Interestingly, imports of gold and silver rose by a whopping 80 per cent to $31.1 billion during April-September, which Khullar attributed to asset switching. “People are moving out of cash and switching to gold,” he said.

Even after factoring slowdown in major advanced economies, Khullar was pretty sure the target of $300 billion of exports for this financial year will be in the striking range.

“At this point of time, I will say the best estimate is in the neighbourhood of $290 billion to $300 billion and that is taking into account bad news available,” he said.

However, widening balance of trade may cause a problem at the time when there are signs of slackening demand elsewhere.

Trade deficit stood at $73.5 billion in the first six months, which is quite a high number, according to Khullar.

On a pro-rata basis, it means $147 billion trade deficit this financial year. But, Khullar said growth in imports would come down much faster than exports in the remaining period of this financial year.

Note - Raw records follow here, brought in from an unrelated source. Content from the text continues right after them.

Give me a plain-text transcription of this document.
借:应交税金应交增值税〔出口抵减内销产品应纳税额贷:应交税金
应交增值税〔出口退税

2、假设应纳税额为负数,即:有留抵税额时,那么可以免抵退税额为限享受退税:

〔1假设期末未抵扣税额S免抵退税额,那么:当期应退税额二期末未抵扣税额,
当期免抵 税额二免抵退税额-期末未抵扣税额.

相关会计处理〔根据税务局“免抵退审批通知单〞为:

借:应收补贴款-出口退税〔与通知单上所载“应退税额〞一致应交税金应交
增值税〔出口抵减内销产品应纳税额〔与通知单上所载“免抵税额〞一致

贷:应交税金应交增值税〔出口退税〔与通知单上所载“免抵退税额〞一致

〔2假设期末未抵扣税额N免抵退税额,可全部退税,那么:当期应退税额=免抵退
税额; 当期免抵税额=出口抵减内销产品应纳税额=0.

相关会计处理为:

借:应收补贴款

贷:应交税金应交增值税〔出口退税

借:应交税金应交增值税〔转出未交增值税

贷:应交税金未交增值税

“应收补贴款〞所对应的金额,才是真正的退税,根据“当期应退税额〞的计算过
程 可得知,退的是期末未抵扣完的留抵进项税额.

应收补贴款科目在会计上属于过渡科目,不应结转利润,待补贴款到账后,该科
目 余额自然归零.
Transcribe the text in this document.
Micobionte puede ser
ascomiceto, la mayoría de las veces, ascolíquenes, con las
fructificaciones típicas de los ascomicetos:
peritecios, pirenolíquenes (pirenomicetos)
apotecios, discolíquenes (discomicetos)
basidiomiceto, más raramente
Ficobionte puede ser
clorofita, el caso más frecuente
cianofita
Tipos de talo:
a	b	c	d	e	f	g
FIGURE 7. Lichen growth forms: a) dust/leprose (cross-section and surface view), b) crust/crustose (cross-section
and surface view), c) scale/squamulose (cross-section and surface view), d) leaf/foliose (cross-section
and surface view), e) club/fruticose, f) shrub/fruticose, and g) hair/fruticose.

He did not agree to the view that in the current situation when India is not recording such a slow growth rate as other countries, imports will grow much faster due to the needs of the economy than exports. Tax collections do corroborate Khullar’s this since customs duty, mop up was just 7.2 per cent in September and 19.4 per cent in the first six months of this financial year, clearly showing decelerating tax numbers.

However, Federation of Indian Export Organisations said the trade deficit number was huge and may touch $150 billion by the end of 2011-12, “which is a matter of concern”.

Khullar said in the event of slackening foreign capital inflows, there should not be high trade deficit, as it might widen current account deficit, which would be difficult to finance.